Шрифт:
Интервал:
Закладка:
А она улыбается на него, глупого; на обеих щеках ее ямочки.
— Как это «зачем»? Люди ж смеются!
— Ну и что?
— Как что? Стыдно ж.
Сты-ыдно! Ах, вон что, стыдно. Ну да, она стесняется. Муж у нее будет дворник. Орать в троллейбусе «Середина же свободна!» она не стесняется, ей не стыдно. Влезть потом, втиснуться и снова орать, назад уже: «Куда прешь, пустой сзади идет!» — это мы пожалуйста, ничего, это нам не стыдно. Ох, милые, милые вы мои! В том-то и дело, в том и дело, что его грехи — это всегда его грехи, а она (кх-х) всегда, почти всегда невинна. Какую бы пакость, какое бы предательство… и… сама себе не заметит. Не увидит, сумеет или сможет «не увидеть». И потому она будет не виновна, а он — да.
Вишь ведь (усмехнулся опять на себя), обидно стало. Завидки взяли. Вот до чего дело-то дошло.
— У меня же квартиру отберут, — выговорил наконец. В тот еще раз должен был сказать, в тот — когда замуж звал ее; да струсил, сам не верил, что согласится.
А она согласилась.
Ах, если б проскочили сейчас этот риф, — все еще, может, наладилось бы.

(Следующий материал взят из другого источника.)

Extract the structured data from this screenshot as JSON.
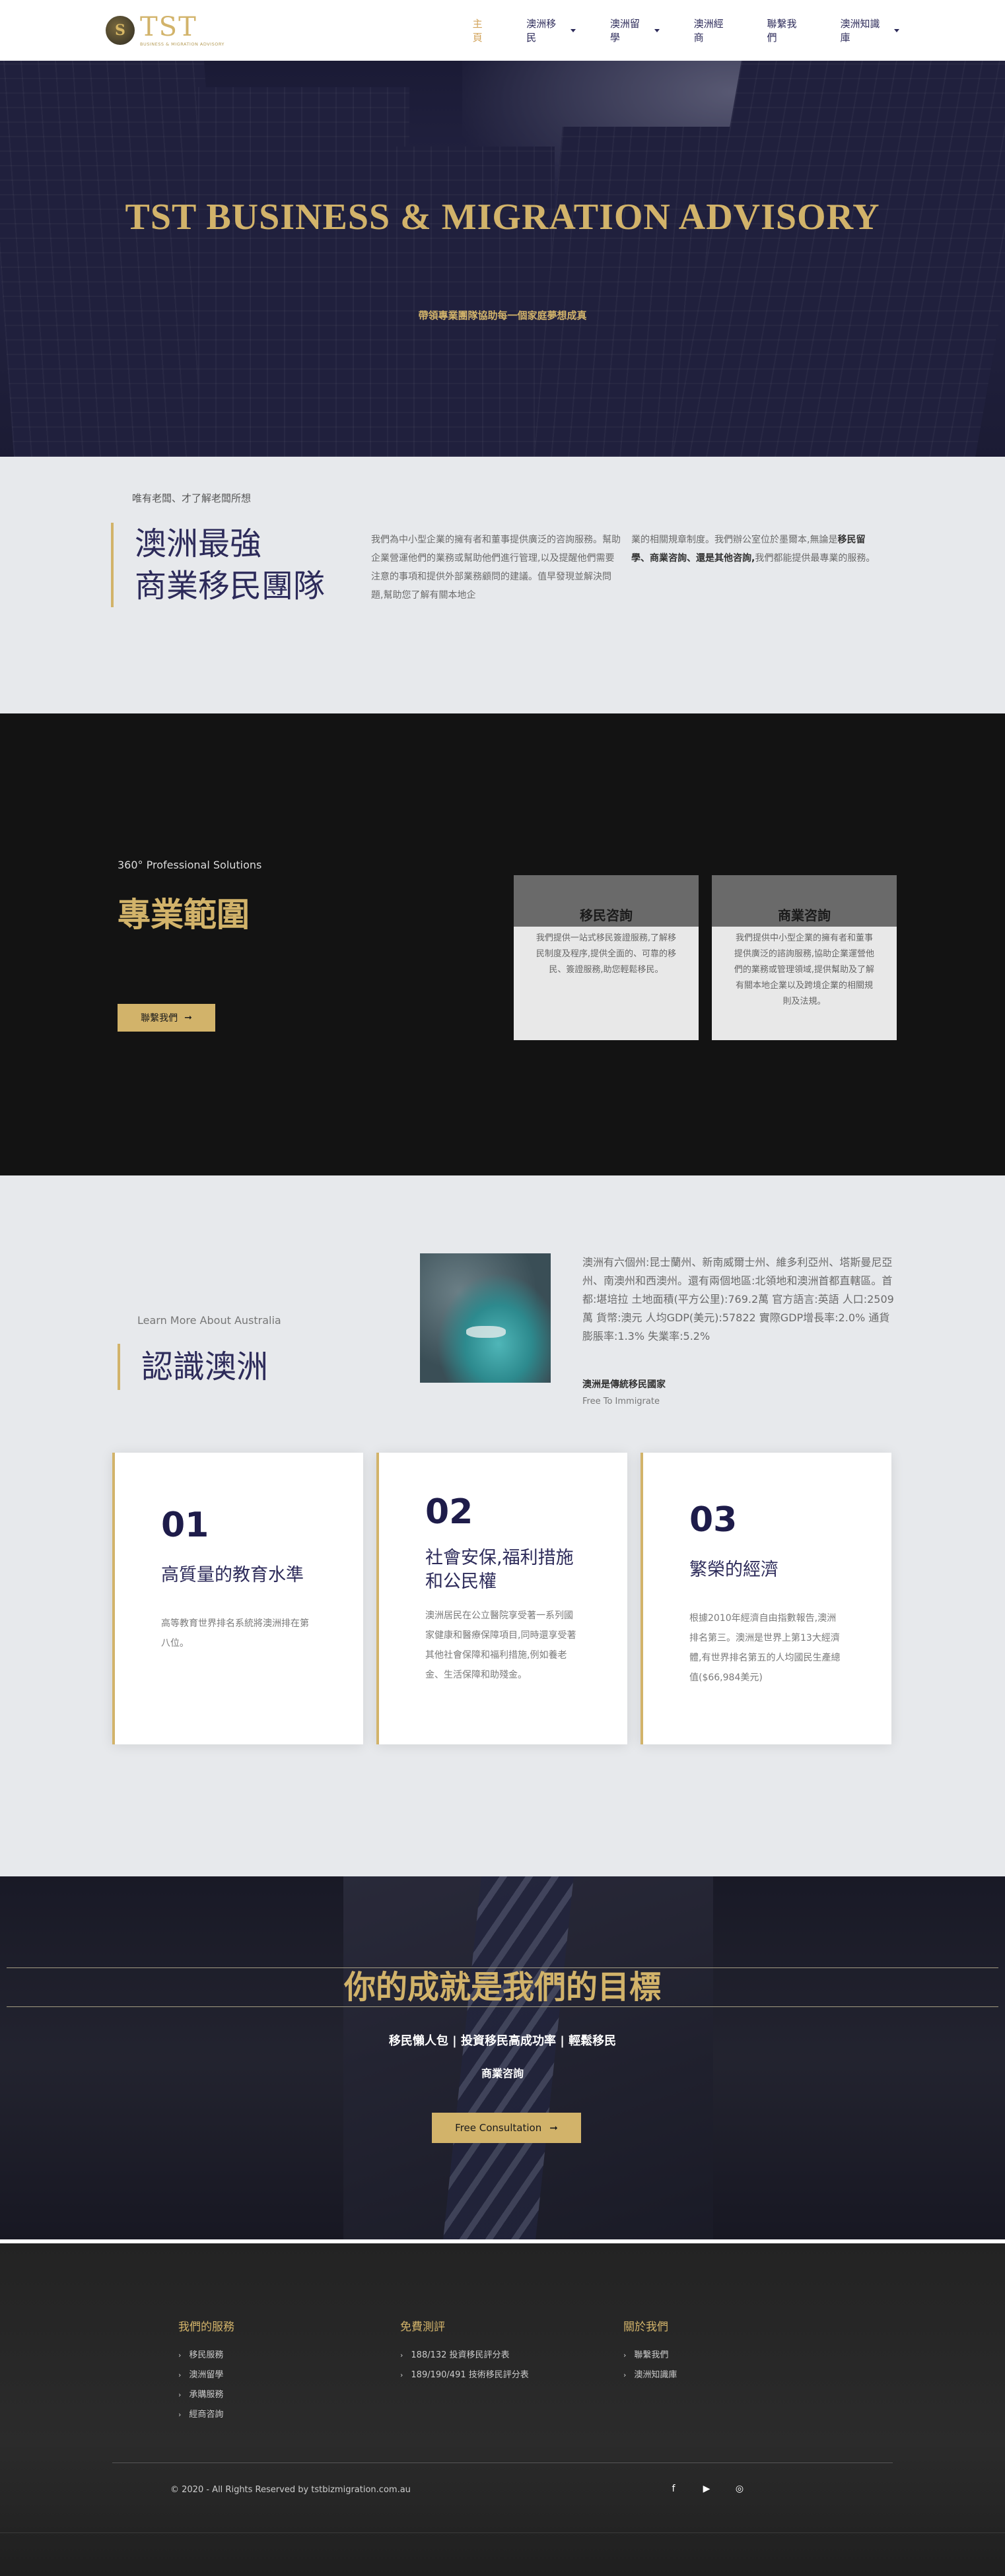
{
  "header": {
    "logo_mark": "S",
    "logo_word": "TST",
    "logo_sub": "BUSINESS & MIGRATION ADVISORY",
    "nav": [
      {
        "label": "主頁",
        "active": true,
        "has_dropdown": false
      },
      {
        "label": "澳洲移民",
        "active": false,
        "has_dropdown": true
      },
      {
        "label": "澳洲留學",
        "active": false,
        "has_dropdown": true
      },
      {
        "label": "澳洲經商",
        "active": false,
        "has_dropdown": false
      },
      {
        "label": "聯繫我們",
        "active": false,
        "has_dropdown": false
      },
      {
        "label": "澳洲知識庫",
        "active": false,
        "has_dropdown": true
      }
    ]
  },
  "hero": {
    "title": "TST BUSINESS & MIGRATION ADVISORY",
    "subtitle": "帶領專業團隊協助每一個家庭夢想成真"
  },
  "intro": {
    "eyebrow": "唯有老闆、才了解老闆所想",
    "heading_line1": "澳洲最強",
    "heading_line2": "商業移民團隊",
    "text_col1": "我們為中小型企業的擁有者和董事提供廣泛的咨詢服務。幫助企業營運他們的業務或幫助他們進行管理,以及提醒他們需要注意的事項和提供外部業務顧問的建議。值早發現並解決問題,幫助您了解有關本地企",
    "text_col2_a": "業的相關規章制度。我們辦公室位於墨爾本,無論是",
    "text_col2_bold": "移民留學、商業咨詢、還是其他咨詢,",
    "text_col2_b": "我們都能提供最專業的服務。"
  },
  "services": {
    "eyebrow": "360° Professional Solutions",
    "heading": "專業範圍",
    "button_label": "聯繫我們",
    "cards": [
      {
        "title": "移民咨詢",
        "text": "我們提供一站式移民簽證服務,了解移民制度及程序,提供全面的、可靠的移民、簽證服務,助您輕鬆移民。"
      },
      {
        "title": "商業咨詢",
        "text": "我們提供中小型企業的擁有者和董事提供廣泛的諮詢服務,協助企業運營他們的業務或管理領域,提供幫助及了解有關本地企業以及跨境企業的相關規則及法規。"
      }
    ]
  },
  "about": {
    "eyebrow": "Learn More About Australia",
    "heading": "認識澳洲",
    "text": "澳洲有六個州:昆士蘭州、新南威爾士州、維多利亞州、塔斯曼尼亞州、南澳州和西澳州。還有兩個地區:北領地和澳洲首都直轄區。首都:堪培拉 土地面積(平方公里):769.2萬 官方語言:英語 人口:2509萬 貨幣:澳元 人均GDP(美元):57822 實際GDP增長率:2.0% 通貨膨脹率:1.3% 失業率:5.2%",
    "bold_line": "澳洲是傳統移民國家",
    "small_line": "Free To Immigrate",
    "features": [
      {
        "num": "01",
        "title": "高質量的教育水準",
        "text": "高等教育世界排名系統將澳洲排在第八位。"
      },
      {
        "num": "02",
        "title": "社會安保,福利措施和公民權",
        "text": "澳洲居民在公立醫院享受著一系列國家健康和醫療保障項目,同時還享受著其他社會保障和福利措施,例如養老金、生活保障和助殘金。"
      },
      {
        "num": "03",
        "title": "繁榮的經濟",
        "text": "根據2010年經濟自由指數報告,澳洲排名第三。澳洲是世界上第13大經濟體,有世界排名第五的人均國民生產總值($66,984美元)"
      }
    ]
  },
  "cta": {
    "heading": "你的成就是我們的目標",
    "line1": "移民懶人包 | 投資移民高成功率 | 輕鬆移民",
    "line2": "商業咨詢",
    "button_label": "Free Consultation"
  },
  "footer": {
    "columns": [
      {
        "title": "我們的服務",
        "items": [
          "移民服務",
          "澳洲留學",
          "承購服務",
          "經商咨詢"
        ]
      },
      {
        "title": "免費測評",
        "items": [
          "188/132 投資移民評分表",
          "189/190/491 技術移民評分表"
        ]
      },
      {
        "title": "關於我們",
        "items": [
          "聯繫我們",
          "澳洲知識庫"
        ]
      }
    ],
    "copyright": "© 2020 - All Rights Reserved by tstbizmigration.com.au",
    "socials": [
      "facebook-icon",
      "youtube-icon",
      "instagram-icon"
    ]
  }
}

Вряд ли только… Слабо́ ей!
И опять представилось: холод, фонари… листочки-тряпочки на сыром асфальте… бр-р! Нет, неохота.
Она давно отошла от него, смотрела в окно. Золотые птицы так и встопорщивали свои перья. Задумалась понимающая нежность. «Квартиру отберут…» Раньше, в забубенные еще годы, в ресторане, после отгремевшего веселья, он любил пригласить на танец самую толстую в зале женщину, самую чтоб самую, и молча — танец. И сдержанность, и значительность, и как бы тайная на лице печаль. Танго, танго, разумеется. И что ж? Ни у одной, самой пузатой, не зародилось на свой счет ни малюсенького сомненьица, ни такусенького, ни разу. Верили! Да, да, с ней, именно с ней-то и мечтал танцевать он всю свою жизнь. Остальные, до него, все, все, кроме него, просто ничего в ней не понимали… Слаб, чего уж, слаб человек. Легко ему себя надуть. Песня еще была в те годы: «Танго мое, мой дар Карине, непокорной синьорине…» Ну вот и закончилось танго. Непокорная синьорина глядит в окно, где раскачиваются облетающие сентябрьские деревья. Она решает его судьбу. Решает судьбу. «Квартиру отберут…» Квартиру отберут, плохая, конечно, полуподвал, но с ее полуторкой был все же для обмена вариант, а… втроем тут тесно, лучше уж вдвоем. И если он даже останется дворником, все равно меняться, выходит, нельзя, квартира-то, получается, служебная. Следил, как шли эти мысли по отраженному в оконном стекле широкому ее лицу. Словно электрические буквы над старым зданием горисполкома: ПРОИЗВОДИТЕЛЬНОСТЬ ТРУДА ВОЗРОСЛА… Нет, видно уж, еще обождать. Авось вдруг кто-то получше подвернется, не дворник, она ведь молодая еще.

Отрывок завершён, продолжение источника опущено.